I don't like Boxrec.com.
I respect the effort: A database of fights, reaching back through the decades of a sport that has more or less defined the whole meaning of "sport" for me. But I still don't like it, and the reason I don't can be summed up in two words:
Homicide Hank held three championships simultaneously, which represented more than a third of professional Boxing in his era. He's the stuff of legend. But if you browse boxrec.com's list of the top 100 All Time Pound for Pound fighters in history, he doesn't exist. He's not #98 or #99 or even #100. For the record, #100 is a Thai named Pone Kingpetch. I don't know who he is, either.
Manny Pacquiao fights like Armstrong fought. It's not just the weight jumps, either. Like Armstrong, his offense is naturally, almost merrily, murderous. They were both happy warriors who I don't think truly understood that they weren't supposed to be able to do the things they were doing. And, true to form, Pacquiao's most recent assault on Miguel Cotto looked as natural as a rainstorm in April. Manny's the five star ring general who started as a non-com, and by the mid rounds, he was playing the southpaw 1-2-1 on Cotto like a maestro hammering a Yamaha. It was weirdly premature for HBO's crew to call for a stoppage in the 7th round, but it also wasn't. It wasn't that Cotto was getting beaten to the verge of injury, like Oscar was. It was more like watching one chess grandmaster blow a crucial move, and deciding whether to watch the inevitable endgame play out. For Lampley, Steward and Lederman and the entire Cotto clan, the game was already over. Merchant wanted it to play on. So did I.

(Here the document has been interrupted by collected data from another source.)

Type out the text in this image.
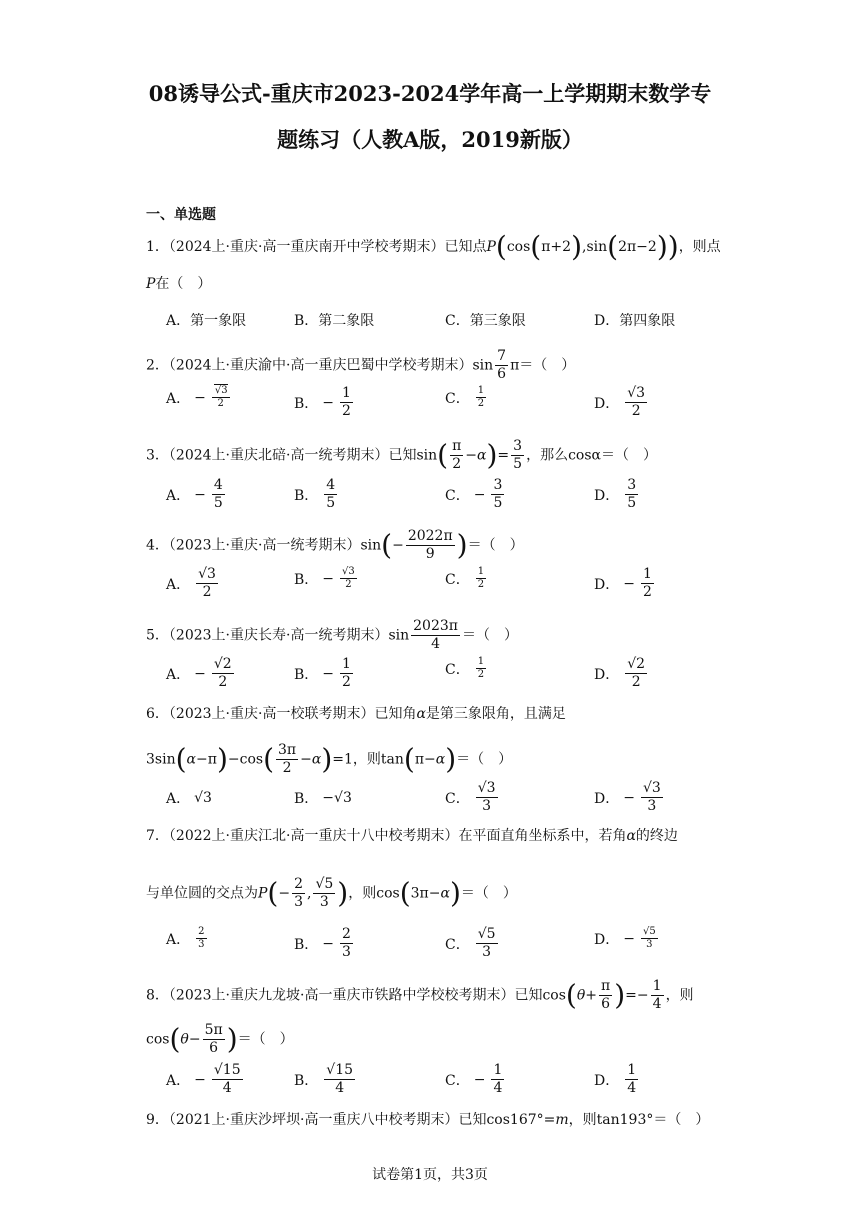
08诱导公式-重庆市2023-2024学年高一上学期期末数学专
题练习（人教A版，2019新版）
一、单选题
1．（2024上·重庆·高一重庆南开中学校考期末）已知点P(cos(π+2),sin(2π−2))，则点
P在（　）
A．第一象限	B．第二象限	C．第三象限	D．第四象限
2．（2024上·重庆渝中·高一重庆巴蜀中学校考期末）$\sin \frac{7}{6} \pi=$（　）
A． − $\frac{√3}{2}$	B． − $\frac{1}{2}$	C． $\frac{1}{2}$	D． $\frac{√3}{2}$
3．（2024上·重庆北碚·高一统考期末）已知$\sin( \frac{\pi}{2} -\alpha)= \frac{3}{5}$ ，那么cosα＝（　）
A． − $\frac{4}{5}$	B． $\frac{4}{5}$	C． − $\frac{3}{5}$	D． $\frac{3}{5}$
4．（2023上·重庆·高一统考期末）$\sin(- \frac{2022\pi}{9}$ )＝（　）
A． $\frac{√3}{2}$	B． − $\frac{√3}{2}$	C． $\frac{1}{2}$	D． − $\frac{1}{2}$
5．（2023上·重庆长寿·高一统考期末）$\sin \frac{2023\pi}{4}$ ＝（　）
A． − $\frac{√2}{2}$	B． − $\frac{1}{2}$	C． $\frac{1}{2}$	D． $\frac{√2}{2}$
6．（2023上·重庆·高一校联考期末）已知角α是第三象限角，且满足
$3\sin(\alpha-\pi)-\cos( \frac{3\pi}{2} -\alpha)=1$，则tan(π−α)＝（　）
A． √3	B． −√3	C． $\frac{√3}{3}$	D． − $\frac{√3}{3}$
7．（2022上·重庆江北·高一重庆十八中校考期末）在平面直角坐标系中，若角α的终边
与单位圆的交点为$P(- \frac{2}{3}$ , $\frac{√5}{3}$ )，则cos(3π−α)＝（　）
A． $\frac{2}{3}$	B． − $\frac{2}{3}$	C． $\frac{√5}{3}$	D． − $\frac{√5}{3}$
8．（2023上·重庆九龙坡·高一重庆市铁路中学校校考期末）已知$\cos(\theta+ \frac{\pi}{6}$ )=− $\frac{1}{4}$ ，则
$\cos(\theta- \frac{5\pi}{6}$ )＝（　）
A． − $\frac{√15}{4}$	B． $\frac{√15}{4}$	C． − $\frac{1}{4}$	D． $\frac{1}{4}$
9．（2021上·重庆沙坪坝·高一重庆八中校考期末）已知cos167°=m，则tan193°＝（　）
试卷第1页，共3页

It was a great boxing moment, watching Cotto play out that losing hand. I saw the same sparks of defiance that marked all the great championship fights I've ever seen. I saw the Arguello who battled Pryor -- and the aftermath, and the questions that last to this day. But the triumph of Pacquio was more Armstrong-esque than that. There hasn't been any controversy about Manny Pacquiao, and there won't be. He's the genuine article. He can sing or star in goofy movies or run for president. But the slashing, insistent combinations he throws are the most important thing he'll ever do in his life, if only because he is so damn good at them and he makes them look so damn easy.

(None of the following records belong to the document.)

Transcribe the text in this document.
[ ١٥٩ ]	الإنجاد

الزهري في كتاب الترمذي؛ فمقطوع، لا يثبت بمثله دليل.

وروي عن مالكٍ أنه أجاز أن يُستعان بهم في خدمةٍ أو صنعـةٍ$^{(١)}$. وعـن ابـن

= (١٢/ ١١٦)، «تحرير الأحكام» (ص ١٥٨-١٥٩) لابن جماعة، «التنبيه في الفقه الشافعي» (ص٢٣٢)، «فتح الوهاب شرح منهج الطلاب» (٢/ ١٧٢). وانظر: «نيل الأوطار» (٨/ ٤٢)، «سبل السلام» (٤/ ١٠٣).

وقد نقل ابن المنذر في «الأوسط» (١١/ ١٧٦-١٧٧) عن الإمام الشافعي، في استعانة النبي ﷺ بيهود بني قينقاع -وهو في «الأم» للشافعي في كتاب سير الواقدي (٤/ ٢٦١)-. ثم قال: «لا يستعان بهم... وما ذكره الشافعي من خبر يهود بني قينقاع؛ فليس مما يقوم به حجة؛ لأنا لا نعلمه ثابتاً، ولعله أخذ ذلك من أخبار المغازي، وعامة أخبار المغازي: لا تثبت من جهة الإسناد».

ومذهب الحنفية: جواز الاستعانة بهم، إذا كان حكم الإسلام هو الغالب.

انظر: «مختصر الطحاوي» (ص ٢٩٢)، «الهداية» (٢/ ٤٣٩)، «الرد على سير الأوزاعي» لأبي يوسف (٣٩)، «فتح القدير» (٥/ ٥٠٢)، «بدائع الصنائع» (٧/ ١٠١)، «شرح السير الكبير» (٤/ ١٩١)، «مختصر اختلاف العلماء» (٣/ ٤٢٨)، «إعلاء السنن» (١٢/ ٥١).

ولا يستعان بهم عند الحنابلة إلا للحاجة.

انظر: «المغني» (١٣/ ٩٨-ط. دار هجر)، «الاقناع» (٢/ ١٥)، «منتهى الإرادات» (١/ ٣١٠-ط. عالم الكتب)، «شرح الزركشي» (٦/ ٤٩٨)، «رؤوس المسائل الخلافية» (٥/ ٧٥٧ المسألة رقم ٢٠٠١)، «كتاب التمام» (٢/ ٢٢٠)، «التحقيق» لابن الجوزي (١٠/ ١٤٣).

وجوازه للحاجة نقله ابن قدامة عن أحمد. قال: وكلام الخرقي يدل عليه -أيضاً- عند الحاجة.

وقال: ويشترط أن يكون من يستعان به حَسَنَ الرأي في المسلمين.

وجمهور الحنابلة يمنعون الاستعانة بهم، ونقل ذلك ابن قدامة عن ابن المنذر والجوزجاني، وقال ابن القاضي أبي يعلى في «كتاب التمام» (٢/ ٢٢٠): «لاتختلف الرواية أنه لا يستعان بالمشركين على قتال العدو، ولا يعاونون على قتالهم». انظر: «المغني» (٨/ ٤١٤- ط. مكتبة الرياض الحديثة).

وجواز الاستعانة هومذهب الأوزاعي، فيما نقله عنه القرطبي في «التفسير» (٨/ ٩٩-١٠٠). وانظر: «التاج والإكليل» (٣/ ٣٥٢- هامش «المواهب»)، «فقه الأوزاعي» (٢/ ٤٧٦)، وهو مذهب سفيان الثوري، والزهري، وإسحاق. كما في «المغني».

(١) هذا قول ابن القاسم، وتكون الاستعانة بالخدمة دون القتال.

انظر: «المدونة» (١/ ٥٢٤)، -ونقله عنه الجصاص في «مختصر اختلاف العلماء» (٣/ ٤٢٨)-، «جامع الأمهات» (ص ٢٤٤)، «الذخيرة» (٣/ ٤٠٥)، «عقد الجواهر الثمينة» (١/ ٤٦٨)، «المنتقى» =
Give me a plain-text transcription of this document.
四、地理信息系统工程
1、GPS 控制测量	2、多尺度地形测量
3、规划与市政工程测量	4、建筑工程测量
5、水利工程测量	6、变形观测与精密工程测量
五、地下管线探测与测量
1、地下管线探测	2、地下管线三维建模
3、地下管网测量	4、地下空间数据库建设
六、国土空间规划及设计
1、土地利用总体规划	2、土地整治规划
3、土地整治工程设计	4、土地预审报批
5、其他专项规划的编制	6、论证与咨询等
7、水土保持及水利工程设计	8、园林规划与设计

I'm a Manny Pacquiao fan, and have been a Pacquiao fan for years. But this latest fight has made me think about boxing in a different way -- which is hard when you are a crusty curmudgeon! I would bet Armstrong had a similar effect on the curmudgeons of his time. For us, boxing is all about size and weight, and transcending 40 pounds over a career is equivalent to running a 4.4 on the moon. But whether Cotto was "damaged goods" or not, Pacquiao pulled off a trick that only Boxing's most elite desperadoes would dare try. Space age websites like boxrec.com will probably be kinder to Pacquiao than they are to Armstrong -- at least in the short term. After all, he fought a larger man who specialized in beating the living hell out of southpaws, and he instead beat the living hell out of him.
And he made it look easy.
Floyd Mayweather: Stay far, far away.